The Bottom Line
If anyone had questions whether Adele could find an adequate follow up to her massive hit "Rolling In the Deep," then "Someone Like You" has answered them. At heart it is a simple piano ballad, but even a somewhat distracted hearing of the lyrics will tell you this woman's heart is broken even though she is working hard to heal. Romantic pain has rarely been so utterly beautiful. Adele has set the standard for "Someone Like You" with live performances, but the studio version is of very high quality as well.
- Heartbreaking lyrics
- Beautiful piano melody
- Impassioned vocal delivery
- Studio version feels a bit rushed
- Written by Adele and Dan Wilson
- Produced by Dan Wilson
- Released August 2011 by Columbia Records
Guide Review - Adele - "Someone Like You"
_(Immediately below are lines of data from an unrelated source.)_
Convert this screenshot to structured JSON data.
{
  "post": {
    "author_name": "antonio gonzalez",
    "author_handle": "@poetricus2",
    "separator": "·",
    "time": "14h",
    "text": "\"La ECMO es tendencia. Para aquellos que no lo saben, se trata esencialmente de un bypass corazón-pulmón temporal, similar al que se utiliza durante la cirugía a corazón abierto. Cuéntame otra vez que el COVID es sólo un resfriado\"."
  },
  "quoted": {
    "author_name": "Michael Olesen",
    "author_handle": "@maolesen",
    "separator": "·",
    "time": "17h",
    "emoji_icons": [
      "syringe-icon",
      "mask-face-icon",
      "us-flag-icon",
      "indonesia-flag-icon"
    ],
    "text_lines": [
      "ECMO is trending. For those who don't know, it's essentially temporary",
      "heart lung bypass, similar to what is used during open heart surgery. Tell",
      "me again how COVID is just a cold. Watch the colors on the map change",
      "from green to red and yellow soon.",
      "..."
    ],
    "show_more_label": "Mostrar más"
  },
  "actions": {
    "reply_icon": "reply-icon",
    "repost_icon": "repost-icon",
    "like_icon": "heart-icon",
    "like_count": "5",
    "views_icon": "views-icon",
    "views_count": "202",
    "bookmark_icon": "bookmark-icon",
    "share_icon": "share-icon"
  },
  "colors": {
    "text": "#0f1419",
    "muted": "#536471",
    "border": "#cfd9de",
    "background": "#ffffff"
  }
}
The story of the failed relationship that inspired Adele's album 21 has been widely covered and publicized. She was in love with an older man age 30 and thought they would get married. However, that turned out to not be the case and they endured a bitter breakup. When she received the news that he was engaged to another woman, she wrote "Someone Like You." It is her attempt to write something positive in the wake of the breakup. There is the sound of some healing beginning here, but the song is also heartbreaking.
Adele took the unfinished "Someone Like You" to Dan Wilson of the band Semisonic. Dan Wilson already owns a Grammy Award for Song of the Year earned co-writing the Dixie Chicks' "Not Ready To Make Nice" and a Grammy nomination for Best Rock Song writing Semisonic's "Closing Time." It would be no surprise if he is in the running for Grammy Awards again with "Someone Like You." The piano melody is gorgeous and combined with Adele's heartfelt reading of her words, the effect is highly emotional. She apologizes for re-entering the life of the past love with hopes that she is not forgotten while wishing him all the best. Emotions are laid bare with some hope for true, lasting love in the future, but Adele sings that it will be in the arms of someone like the lover she lost.
The studio recorded album version of "Someone Like You" is quite powerful, but Adele has shown now that live is how the song truly shines and inspires goosebumps. The production of the original studio version feels slightly rushed and, compared with the live interpretations, Adele has not quite yet dug deeply into the emotion she can wring out of the song. This is a minor complaint, and "Someone Like You" is one of the top songs of 2011, but if you are a fan of "Someone Like You," you owe it to yourself to see a live performance.